Slum Health: From the Cell to the Street
Jason Corburn and Lee Riley, editors
University of California Press
155 Grand Avenue, Suite 400,
Oakland, CA 94612; www.ucpress.edu.
315 pages. Paperback. $34.95.
In Slum Health, University of California, Berkeley, professors Jason Corburn and Lee Riley show that poor health in slums cannot be addressed separately from the social conditions that bring it about. Poverty, racism, and poor access to medical care and services have a major influence on residents’ health. Environmental, social, and political forces must all be considered.
Corburn and Riley use the United Nations definition of slums: human settlements with inadequate access to safe water, sanitation, and other basic infrastructure needs; housing of poor structural quality; overcrowding; and insecure residential status.
The urban poor historically have been separated from other groups in and around the city, at first because of public health concerns. The elite believed that the unsanitary living conditions—and the fact that the urban poor often were a dark-skinned race—meant that they should be segregated from the wealthier, whiter residents. The segregation and overcrowding of the poor resulted in more socioeconomic problems, which led to more infectious diseases and created a vicious cycle. The legacy persists today.
In the 1940s under urban renewal, cities carried out slum clearance—in other words, decimation. Suburban-style development was seen as the way to improve health and was backed in the United States by federal mortgage policies. But urban renewal severed neighborhoods and eroded trust and social ties. A better approach, the editors write, is participatory slum upgrading.
It is participatory because it engages the community, avoiding the top-down approach that has not worked well. Upgrading means providing infrastructure and basic services, including sanitation and water, and improving the quality of housing. An important point: making these changes implies that the slum dwellers have a right to live there—a recognition that can shift the attitude of both the local government and residents.
The book discusses three case studies—in Salvador, Brazil; Nairobi, Kenya; and urban India. Researchers in Salvador initially focused on leptospirosis, a rat-borne, life-threatening infectious disease. They discovered that the highest rate of infection was in Pau da Lima, an area on the outskirts of the city where nearly half the housing structures had open sewers and inadequate refuse collection. They soon realized that their study of the disease could not be separated from questions of inequality and social justice.
Corburn and Riley also address the importance of community involvement and of scientific and medical professionals working with laypersons. Grassroots involvement by residents made the Pau da Lima project more successful. In a Nairobi slum, residents suffered from a lack of safe, clean, dignified toilets. After a lot of work, a coalition of residents, nongovernmental organizations, and academics developed a plan for upgrading infrastructure. The local water board and the water and sewer company now provide piped water to homes in the area.

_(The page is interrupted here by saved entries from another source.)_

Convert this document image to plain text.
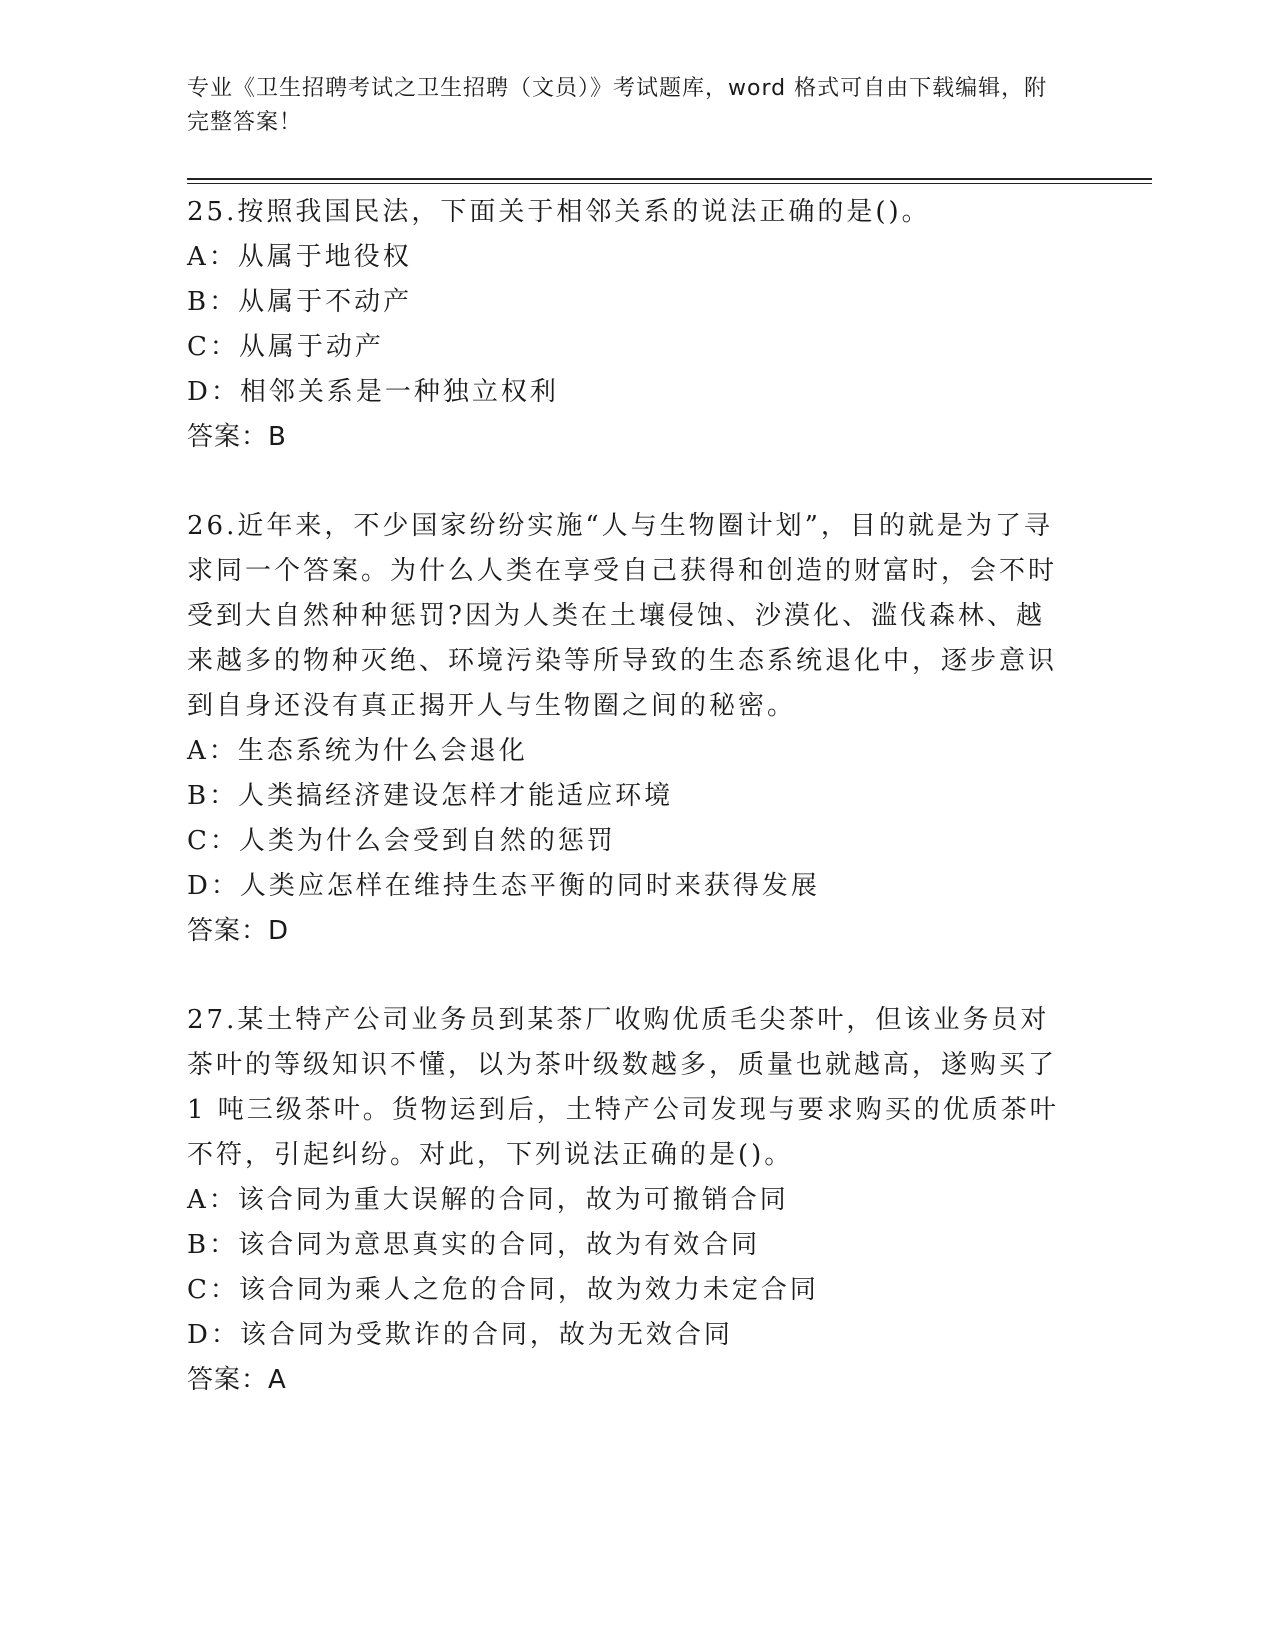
专业《卫生招聘考试之卫生招聘（文员）》考试题库，word 格式可自由下载编辑，附完整答案！

25.按照我国民法，下面关于相邻关系的说法正确的是()。

A：从属于地役权

B：从属于不动产

C：从属于动产

D：相邻关系是一种独立权利

答案：B

26.近年来，不少国家纷纷实施“人与生物圈计划”，目的就是为了寻求同一个答案。为什么人类在享受自己获得和创造的财富时，会不时受到大自然种种惩罚?因为人类在土壤侵蚀、沙漠化、滥伐森林、越来越多的物种灭绝、环境污染等所导致的生态系统退化中，逐步意识到自身还没有真正揭开人与生物圈之间的秘密。

A：生态系统为什么会退化

B：人类搞经济建设怎样才能适应环境

C：人类为什么会受到自然的惩罚

D：人类应怎样在维持生态平衡的同时来获得发展

答案：D

27.某土特产公司业务员到某茶厂收购优质毛尖茶叶，但该业务员对茶叶的等级知识不懂，以为茶叶级数越多，质量也就越高，遂购买了 1 吨三级茶叶。货物运到后，土特产公司发现与要求购买的优质茶叶不符，引起纠纷。对此，下列说法正确的是()。

A：该合同为重大误解的合同，故为可撤销合同

B：该合同为意思真实的合同，故为有效合同

C：该合同为乘人之危的合同，故为效力未定合同

D：该合同为受欺诈的合同，故为无效合同

答案：A
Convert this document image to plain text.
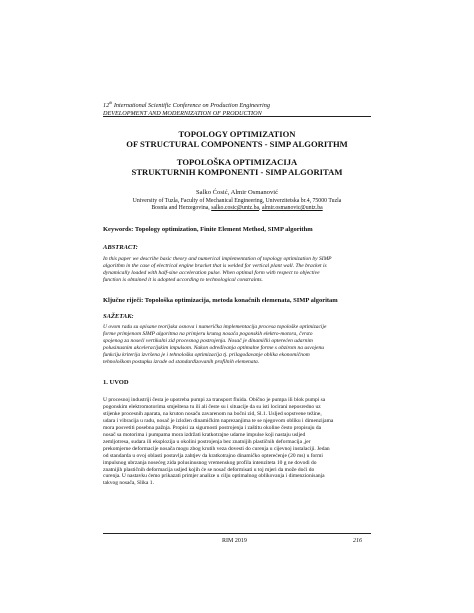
12th International Scientific Conference on Production Engineering
DEVELOPMENT AND MODERNIZATION OF PRODUCTION
TOPOLOGY OPTIMIZATION
OF STRUCTURAL COMPONENTS - SIMP ALGORITHM
TOPOLOŠKA OPTIMIZACIJA
STRUKTURNIH KOMPONENTI - SIMP ALGORITAM
Salko Ćosić, Almir Osmanović
University of Tuzla, Faculty of Mechanical Engineering, Univerzitetska br.4, 75000 Tuzla
Bosnia and Herzegovina, salko.cosic@untz.ba, almir.osmanovic@untz.ba
Keywords: Topology optimization, Finite Element Method, SIMP algorithm
ABSTRACT:
In this paper we describe basic theory and numerical implementation of topology optimization by SIMP
algorithm in the case of electrical engine bracket that is welded for vertical plant wall. The bracket is
dynamically loaded with half-sine acceleration pulse. When optimal form with respect to objective
function is obtained it is adopted according to technological constraints.
Ključne riječi: Topološka optimizacija, metoda konačnih elemenata, SIMP algoritam
SAŽETAK:
U ovom radu su opisane teorijska osnova i numerička implementacija procesa topološke optimizacije
forme primjenom SIMP algoritma na primjeru krutog nosača pogonskih elektro-motora, čvrsto
spojenog za noseći vertikalni zid procesnog postrojenja. Nosač je dinamički opterećen udarnim
polusinusnim akceleracijskim impulsom. Nakon određivanja optimalne forme s obzirom na usvojenu
funkciju kriterija izvršena je i tehnološka optimizacija tj. prilagođavanje oblika ekonomičnom
tehnološkom postupku izrade od standardizovanih profilnih elemenata.
1. UVOD
U procesnoj industriji česta je upotreba pumpi za transport fluida. Obično je pumpa ili blok pumpi sa
pogonskim elektromotorima smještena tu ili ali česte su i situacije da su isti locirani neposredno uz
stijenke procesnih aparata, na kruton nosaču zavarenom na bočni zid, Sl.1. Usljed sopstvene težine,
udara i vibracija u radu, nosač je izložen dinamičkim naprezanjima te se njegovom obliku i dimenzijama
mora posvetiti posebna pažnja. Propisi za sigurnosti postrojenja i zaštitu okoline često propisuju da
nosač sa motorima i pumpama mora izdržati kratkotrajne udarne impulse koji nastaju usljed
zemljotresa, sudara ili eksplozija u okolini postrojenja bez znatnijih plastičnih deformacija ,jer
prekomjerne deformacije nosača mogu zbog krutih veza dovesti do curenja u cijevnoj instalaciji. Jedan
od standarda u ovoj oblasti postavlja zahtjev da kratkotrajno dinamičko opterećenje (20 ms) u formi
impulsnog ubrzanja nosećeg zida polusinusnog vremenskog profila intenziteta 10 g ne dovodi do
znatnijih plastičnih deformacija usljed kojih će se nosač deformisati u toj mjeri da može doći do
curenja. U nastavku ćemo prikazati primjer analize u cilju optimalnog oblikovanja i dimenzionisanja
takvog nosača, Slika 1.
RIM 2019	216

Of the three areas discussed in the case studies, India may have the fastest population growth in its cities. The poorest India residents share the same problems found in Pau da Lima and Nairobi—inadequate sanitation and water supply, and houses constructed with low-quality materials. Exacerbating these problems is the voicelessness of the urban poor. These people should be encouraged and trained to make changes on their own when they can and to demand changes when government help is needed, researcher and physician Siddharth Agarwal writes.
The editors conclude that slum upgrading and national health services must work together. As they write: “[H]ealth services often account for a large national expenditure but frequently ignore the living and working conditions that are making populations ill in the first place.”